Wednesday, 10 December 2008

The 262,000 child question...


An excellent new report on childhood injury has been published by WHO and Unicef. Key findings - road crashes are the single largest cause of injury death (more than a fifth of the total) for children and young people under 19, with 262,000 deaths estimated in 2004. The report http://www.who.int/violence_injury_prevention/child/injury/world_report/en/index.html makes vital reading.
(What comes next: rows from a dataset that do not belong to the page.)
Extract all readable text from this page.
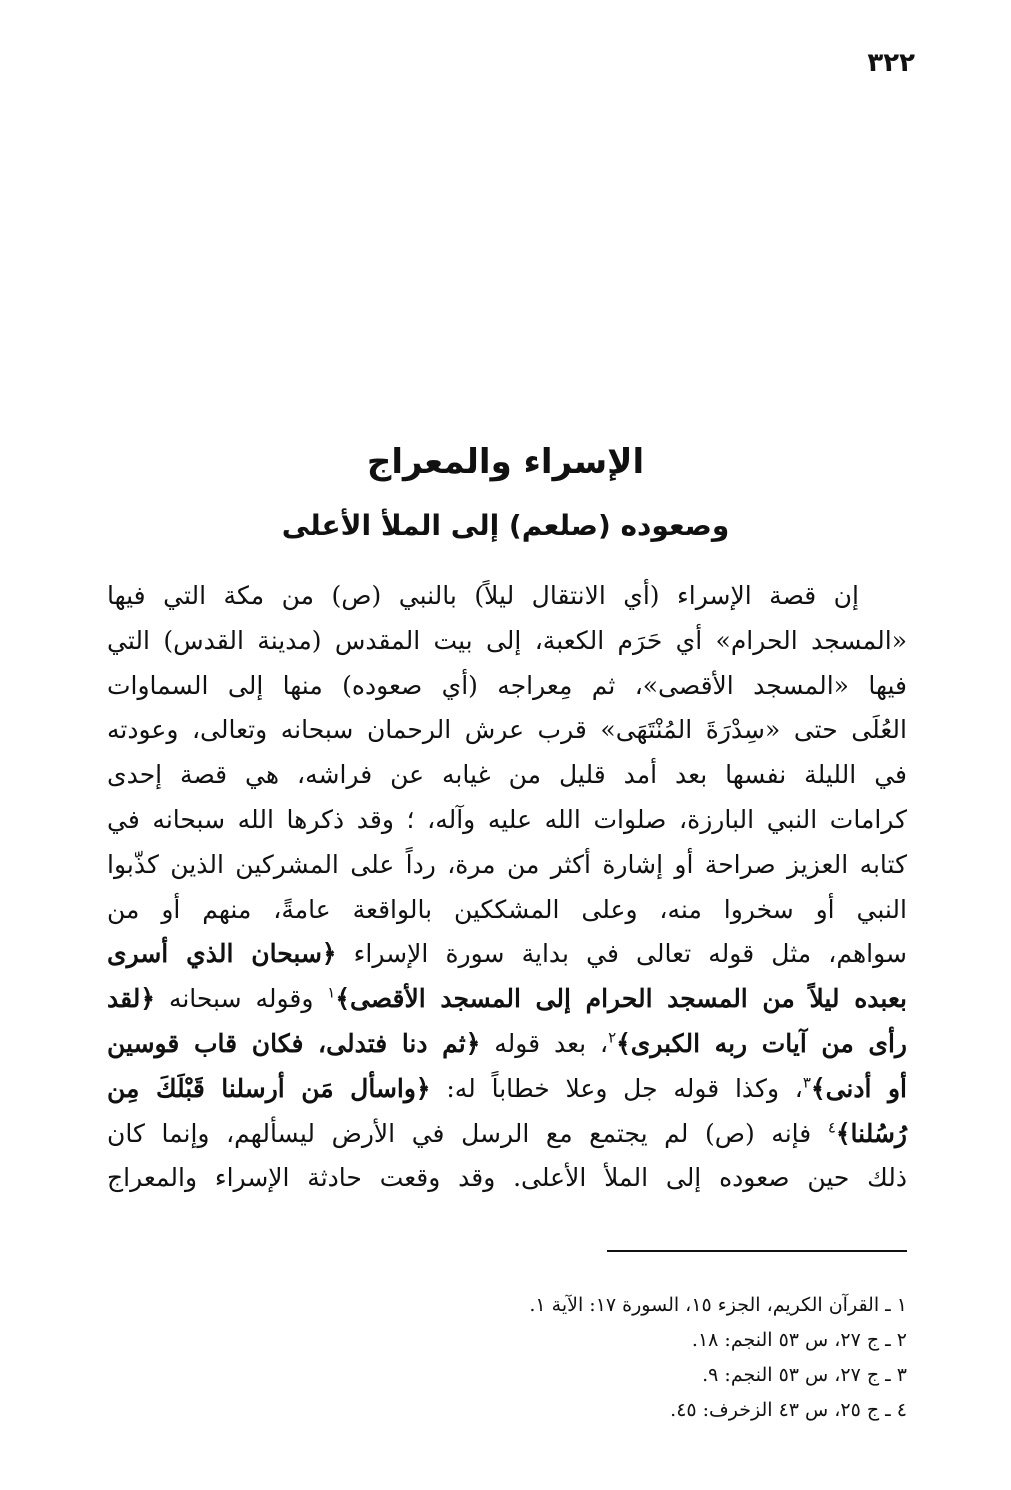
٣٢٢
الإسراء والمعراج
وصعوده (صلعم) إلى الملأ الأعلى
إن قصة الإسراء (أي الانتقال ليلاً) بالنبي (ص) من مكة التي فيها
«المسجد الحرام» أي حَرَم الكعبة، إلى بيت المقدس (مدينة القدس) التي
فيها «المسجد الأقصى»، ثم مِعراجه (أي صعوده) منها إلى السماوات
العُلَى حتى «سِدْرَةَ المُنْتَهَى» قرب عرش الرحمان سبحانه وتعالى، وعودته
في الليلة نفسها بعد أمد قليل من غيابه عن فراشه، هي قصة إحدى
كرامات النبي البارزة، صلوات الله عليه وآله، ؛ وقد ذكرها الله سبحانه في
كتابه العزيز صراحة أو إشارة أكثر من مرة، رداً على المشركين الذين كذّبوا
النبي أو سخروا منه، وعلى المشككين بالواقعة عامةً، منهم أو من
سواهم، مثل قوله تعالى في بداية سورة الإسراء ﴿سبحان الذي أسرى
بعبده ليلاً من المسجد الحرام إلى المسجد الأقصى﴾$^١$ وقوله سبحانه ﴿لقد
رأى من آيات ربه الكبرى﴾$^٢$، بعد قوله ﴿ثم دنا فتدلى، فكان قاب قوسين
أو أدنى﴾$^٣$، وكذا قوله جل وعلا خطاباً له: ﴿واسأل مَن أرسلنا قَبْلَكَ مِن
رُسُلنا﴾$^٤$ فإنه (ص) لم يجتمع مع الرسل في الأرض ليسألهم، وإنما كان
ذلك حين صعوده إلى الملأ الأعلى. وقد وقعت حادثة الإسراء والمعراج
١ ـ القرآن الكريم، الجزء ١٥، السورة ١٧: الآية ١.
٢ ـ ج ٢٧، س ٥٣ النجم: ١٨.
٣ ـ ج ٢٧، س ٥٣ النجم: ٩.
٤ ـ ج ٢٥، س ٤٣ الزخرف: ٤٥.
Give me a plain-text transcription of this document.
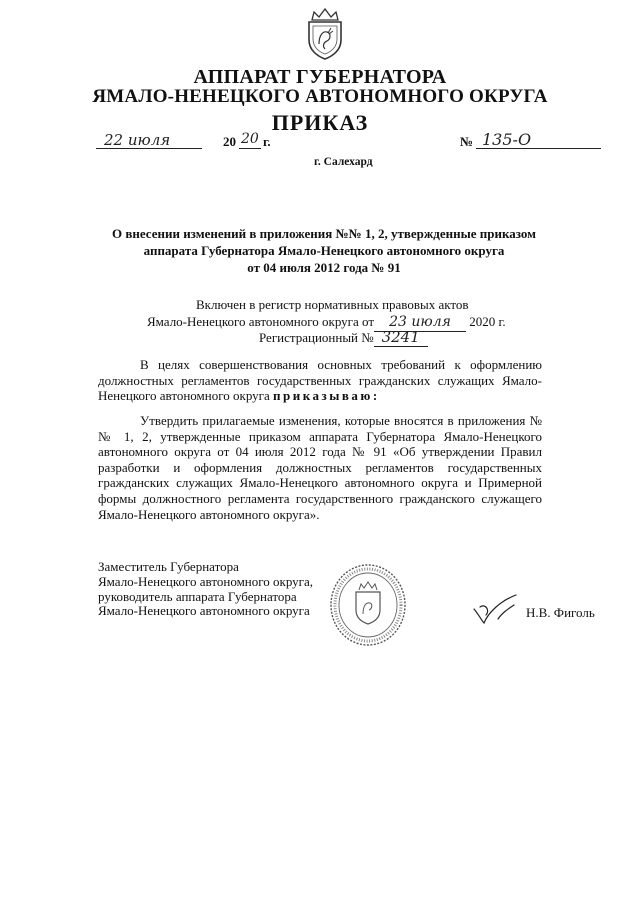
АППАРАТ ГУБЕРНАТОРА
ЯМАЛО-НЕНЕЦКОГО АВТОНОМНОГО ОКРУГА
ПРИКАЗ
22 июля	20 20 г.	№ 135-О
г. Салехард
О внесении изменений в приложения №№ 1, 2, утвержденные приказом
аппарата Губернатора Ямало-Ненецкого автономного округа
от 04 июля 2012 года № 91
Включен в регистр нормативных правовых актов
Ямало-Ненецкого автономного округа от 23 июля 2020 г.
Регистрационный № 3241
В целях совершенствования основных требований к оформлению должностных регламентов государственных гражданских служащих Ямало-Ненецкого автономного округа приказываю:
Утвердить прилагаемые изменения, которые вносятся в приложения №№ 1, 2, утвержденные приказом аппарата Губернатора Ямало-Ненецкого автономного округа от 04 июля 2012 года № 91 «Об утверждении Правил разработки и оформления должностных регламентов государственных гражданских служащих Ямало-Ненецкого автономного округа и Примерной формы должностного регламента государственного гражданского служащего Ямало-Ненецкого автономного округа».
Заместитель Губернатора
Ямало-Ненецкого автономного округа,
руководитель аппарата Губернатора
Ямало-Ненецкого автономного округа	Н.В. Фиголь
At the launch in Hanoi today the Unicef director in Vietnam made the good point that his agency and others have been concentrating so hard on infant and childhood diseases that they've largely ignored child injury - an approach he is keen to see change. That change has to come from within, and the participation from the Unicef side (WHO sent a deputy Director General and the Director of Injury Prevention) was disappointing. So top marks for producing a powerful report, but now it would be great to see the evidence having an impact on priorities.

Tuesday, 2 December 2008

Gatecrashing the Clinton Global Initiative


Well, not gatecrashing exactly. Our campaign ambassador Michelle Yeoh was invited. But nobody was expecting her to use her speaking slot to launch into an impassioned call for the assembled politicians, philanthropists and business leaders to add road safety to their priority list. As Michelle's co-star Jet Li signed one of our Decade signature boards, she reeled off some of the shocking statistics that make it very hard to argue against including road traffic injury as a subject for future CGI meetings, not to mention some of the other fora where the world's elite meet to debate the world's ills and what to do about them.


Michelle seems to have convinced her audience: signatories to our call for a Decade of Action included Bill Clinton himself and film director Oliver Stone...someone who knows a good conspiracy (of silence) when he sees it.